Kanban is a concept related to lean software development methodology. Kanban is not an inventory control system. Rather, it is a scheduling system that tells you what to produce, when to produce it, and how much to produce. In Agile software development, it has become a common practice to visualize and share project status by posting cards on a wall of the project room. Kanban can be termed as typical bulletin board in similar fashion. On the board, engineering tasks are represented by cards (Post-It Notes), and the statuses are indicated by posting them to separate areas on the board labeled "ToDo", "Doing", and "Done". Such Kanban Boards helps visually signal tasks and limit WIP (Work In Progress). For each iteration, tasks are newly identified by breaking down user stories into tasks and these tasks that are posted onto the ToDo area.

Short Iterations

This is one of the very basic rules of agile to keep features from drifting out of control and also gives quick feedback on the new features being developed. We usually do one-­‐week sprints (development cycle) and larger features are broken down into one-­‐week long pieces thereby increasing focus and minimizing risks.

Test driven development

"Test-driven development (TDD), is an evolutionary approach to software development which combines test- first development where you write a test before you write just enough production code to fulfill that test and refactoring"

Our engineering team writes the unit tests first for every feature we implement which fails at first and then we code the feature-­‐in to pass the tests. The discipline of writing a failing test and then writing the feature code to make it pass ensures complete code-­‐coverage and thereby creates a very reliable product.

Point-­‐based system for story estimation

For story / requirement estimations, we use a simple point based system where the points are measured using relative complexity. We believe that our engineers are much better at understanding the complexity of a problem that they are estimating the time it takes in solving it.

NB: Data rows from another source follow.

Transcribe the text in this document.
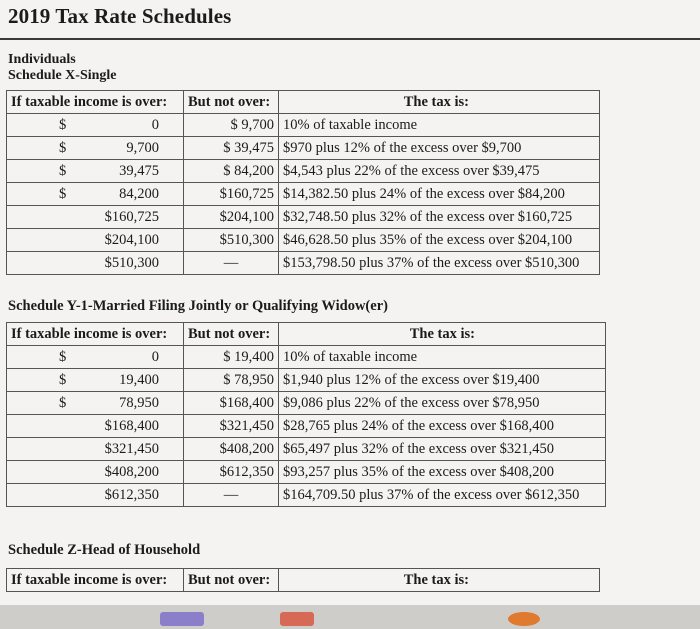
2019 Tax Rate Schedules
Individuals
Schedule X-Single
If taxable income is over:	But not over:	The tax is:

$ 0	$ 9,700	10% of taxable income

$ 9,700	$ 39,475	$970 plus 12% of the excess over $9,700

$ 39,475	$ 84,200	$4,543 plus 22% of the excess over $39,475

$ 84,200	$160,725	$14,382.50 plus 24% of the excess over $84,200

$160,725	$204,100	$32,748.50 plus 32% of the excess over $160,725

$204,100	$510,300	$46,628.50 plus 35% of the excess over $204,100

$510,300	—	$153,798.50 plus 37% of the excess over $510,300
Schedule Y-1-Married Filing Jointly or Qualifying Widow(er)
If taxable income is over:	But not over:	The tax is:

$ 0	$ 19,400	10% of taxable income

$ 19,400	$ 78,950	$1,940 plus 12% of the excess over $19,400

$ 78,950	$168,400	$9,086 plus 22% of the excess over $78,950

$168,400	$321,450	$28,765 plus 24% of the excess over $168,400

$321,450	$408,200	$65,497 plus 32% of the excess over $321,450

$408,200	$612,350	$93,257 plus 35% of the excess over $408,200

$612,350	—	$164,709.50 plus 37% of the excess over $612,350
Schedule Z-Head of Household
If taxable income is over:	But not over:	The tax is:
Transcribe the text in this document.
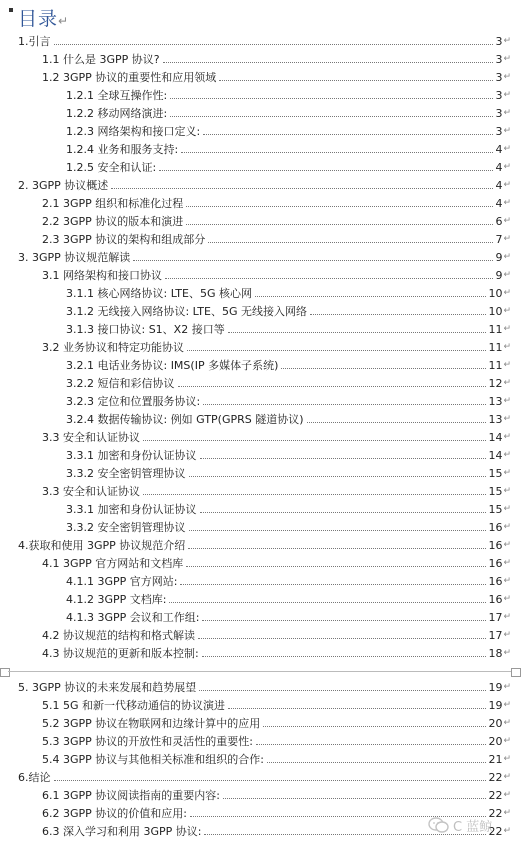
目录↵
1.引言	3 ↵
1.1 什么是 3GPP 协议?	3 ↵
1.2 3GPP 协议的重要性和应用领域	3 ↵
1.2.1 全球互操作性:	3 ↵
1.2.2 移动网络演进:	3 ↵
1.2.3 网络架构和接口定义:	3 ↵
1.2.4 业务和服务支持:	4 ↵
1.2.5 安全和认证:	4 ↵
2. 3GPP 协议概述	4 ↵
2.1 3GPP 组织和标准化过程	4 ↵
2.2 3GPP 协议的版本和演进	6 ↵
2.3 3GPP 协议的架构和组成部分	7 ↵
3. 3GPP 协议规范解读	9 ↵
3.1 网络架构和接口协议	9 ↵
3.1.1 核心网络协议: LTE、5G 核心网	10 ↵
3.1.2 无线接入网络协议: LTE、5G 无线接入网络	10 ↵
3.1.3 接口协议: S1、X2 接口等	11 ↵
3.2 业务协议和特定功能协议	11 ↵
3.2.1 电话业务协议: IMS(IP 多媒体子系统)	11 ↵
3.2.2 短信和彩信协议	12 ↵
3.2.3 定位和位置服务协议:	13 ↵
3.2.4 数据传输协议: 例如 GTP(GPRS 隧道协议)	13 ↵
3.3 安全和认证协议	14 ↵
3.3.1 加密和身份认证协议	14 ↵
3.3.2 安全密钥管理协议	15 ↵
3.3 安全和认证协议	15 ↵
3.3.1 加密和身份认证协议	15 ↵
3.3.2 安全密钥管理协议	16 ↵
4.获取和使用 3GPP 协议规范介绍	16 ↵
4.1 3GPP 官方网站和文档库	16 ↵
4.1.1 3GPP 官方网站:	16 ↵
4.1.2 3GPP 文档库:	16 ↵
4.1.3 3GPP 会议和工作组:	17 ↵
4.2 协议规范的结构和格式解读	17 ↵
4.3 协议规范的更新和版本控制:	18 ↵
5. 3GPP 协议的未来发展和趋势展望	19 ↵
5.1 5G 和新一代移动通信的协议演进	19 ↵
5.2 3GPP 协议在物联网和边缘计算中的应用	20 ↵
5.3 3GPP 协议的开放性和灵活性的重要性:	20 ↵
5.4 3GPP 协议与其他相关标准和组织的合作:	21 ↵
6.结论	22 ↵
6.1 3GPP 协议阅读指南的重要内容:	22 ↵
6.2 3GPP 协议的价值和应用:	22 ↵
6.3 深入学习和利用 3GPP 协议:	22 ↵
C 蓝鲸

Velocity of a project is the measure of the number of points a team can finish in a sprint and this becomes very predictable after the first two or three weeks of engagement. This will give our partners a very early indication as to how long a given set of features might take to build and will also give the visibility to make informed decisions on what features holds the highest priority.

Sprint planning and daily huddles with the team

"The Daily Huddle has arguably been one of the greatest productivity and efficiency booster off-­‐shoring industry has ever experienced"

The daily huddle is a group meeting with every individual who is working on the project. Daily huddle is a chance for everyone to "check-­‐in" with their plan for the day and it’s also an opportunity to point your team in the right direction and get a flavor for the day ahead. It is a chance to see who is prepared and who is not. We will have daily huddle meetings in Skype (group conversation) with our team where they will answer 3 questions every day.

a. What have you done since last daily huddle / scrum ?
b. What will you do before the next daily huddle / scrum?
c. What obstacles are impeding your work?

Huddle aims at giving answers to what has been done, what is to be done and what is blocking the team from completing their tasks. Team lead will post the huddle updates in Confluence every day.

Retrospective meetings with engineering team

Retrospective meeting is a special meeting where the team gathers after completing an increment amount of work to inspect and adapt their methods and teamwork. In contrast to traditional postmortems or project reviews, retrospectives focus not only on the engineering process, but also on the team and the issues faced by them.

During this meeting, we consider three things: what went well, what didn’t, and what improvements could be made in the next phase.